Recently I disassembled an old HP laptop and decided to try and use the LCD screen as a touch screen monitor. The only thing is that the connection between the screen and the motherboard is something I have never seen before and I'm having some trouble figuring out how to control the LCD screen without the motherboard connection (i.e with an arduino), if that's even possible. I would imagine that I would need some kind of driver or controller IC to make it all work? Anyway the datasheet for the LCD monitor is here (the pin layout is on page 19): LCD Panel, LCD Display, LCD module, LCD Controller Board.
Thanks
-John

Not going to happen.

Care to explain???

It's not possible to use LVDS screens directly with the microcontrollers we often play with... however, there has recently been a post on hackaday about an FPGA-based module which would allow such a thing.

The arduino is simply not powerful enough to interface with such a screen. You would need a lot of seperate hardware to run the screen and act as a frame buffer.
It is possible to get boards which allow laptop screens to be connected to via VGA in which case you could get a low resolution B&W image using the timer modules, but really an Arduino is simply too slow for such a screen to get any decent resolution/colour.
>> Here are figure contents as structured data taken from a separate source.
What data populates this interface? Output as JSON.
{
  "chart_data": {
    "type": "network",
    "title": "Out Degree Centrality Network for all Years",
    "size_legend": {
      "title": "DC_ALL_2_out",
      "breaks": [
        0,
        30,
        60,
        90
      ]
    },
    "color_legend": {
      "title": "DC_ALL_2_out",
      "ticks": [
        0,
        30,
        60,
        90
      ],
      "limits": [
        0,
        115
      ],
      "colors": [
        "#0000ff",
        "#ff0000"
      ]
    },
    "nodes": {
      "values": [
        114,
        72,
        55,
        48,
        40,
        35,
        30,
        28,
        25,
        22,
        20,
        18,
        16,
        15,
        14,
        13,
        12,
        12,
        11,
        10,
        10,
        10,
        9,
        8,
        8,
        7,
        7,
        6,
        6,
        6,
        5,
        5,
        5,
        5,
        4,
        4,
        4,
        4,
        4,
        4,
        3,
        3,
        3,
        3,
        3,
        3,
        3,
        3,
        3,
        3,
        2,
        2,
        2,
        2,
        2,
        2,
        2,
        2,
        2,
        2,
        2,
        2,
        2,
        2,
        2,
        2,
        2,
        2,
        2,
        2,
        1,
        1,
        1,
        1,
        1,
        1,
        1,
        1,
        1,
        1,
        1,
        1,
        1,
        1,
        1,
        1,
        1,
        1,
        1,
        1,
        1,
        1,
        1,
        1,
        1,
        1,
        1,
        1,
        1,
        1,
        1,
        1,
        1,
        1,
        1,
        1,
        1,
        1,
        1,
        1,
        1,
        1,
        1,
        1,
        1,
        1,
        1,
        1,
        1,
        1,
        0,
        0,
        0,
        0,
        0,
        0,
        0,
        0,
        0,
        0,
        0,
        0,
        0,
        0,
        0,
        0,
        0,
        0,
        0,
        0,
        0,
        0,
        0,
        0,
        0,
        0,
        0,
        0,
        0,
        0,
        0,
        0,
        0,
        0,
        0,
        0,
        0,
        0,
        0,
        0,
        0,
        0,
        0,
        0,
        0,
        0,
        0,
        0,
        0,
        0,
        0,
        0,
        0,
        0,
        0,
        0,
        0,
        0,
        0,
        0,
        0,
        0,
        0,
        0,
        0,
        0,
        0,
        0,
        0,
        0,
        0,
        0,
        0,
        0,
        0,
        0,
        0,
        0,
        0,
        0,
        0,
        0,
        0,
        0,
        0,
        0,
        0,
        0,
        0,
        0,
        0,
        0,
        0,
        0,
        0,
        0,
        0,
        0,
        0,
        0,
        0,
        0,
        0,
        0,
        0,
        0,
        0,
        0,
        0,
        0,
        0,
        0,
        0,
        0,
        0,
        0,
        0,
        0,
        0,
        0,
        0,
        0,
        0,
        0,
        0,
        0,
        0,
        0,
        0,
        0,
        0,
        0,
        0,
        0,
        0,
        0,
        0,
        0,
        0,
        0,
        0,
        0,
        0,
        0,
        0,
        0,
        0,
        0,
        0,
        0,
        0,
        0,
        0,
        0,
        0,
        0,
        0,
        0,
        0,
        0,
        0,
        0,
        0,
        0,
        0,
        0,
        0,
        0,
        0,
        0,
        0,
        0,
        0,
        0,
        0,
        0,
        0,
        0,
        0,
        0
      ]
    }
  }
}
Just as an example of how much data there is:

A standard 17" laptop screen has a resolution 1440 x 900 = 1296000 pixels per frame
At a standard 24bits per pixel that yeilds: 31104000 bits per frame
A normal LCD refresh rate of a laptop screen is around 75Hz = 2332800000 bits per second = 2.17 Gbit/s = 278MB/s
An arduino has a clock rate of 16MHz, so that means the ideal data rate for the screen is 2.17G/16M = 145.8 times faster than the Arduino clock.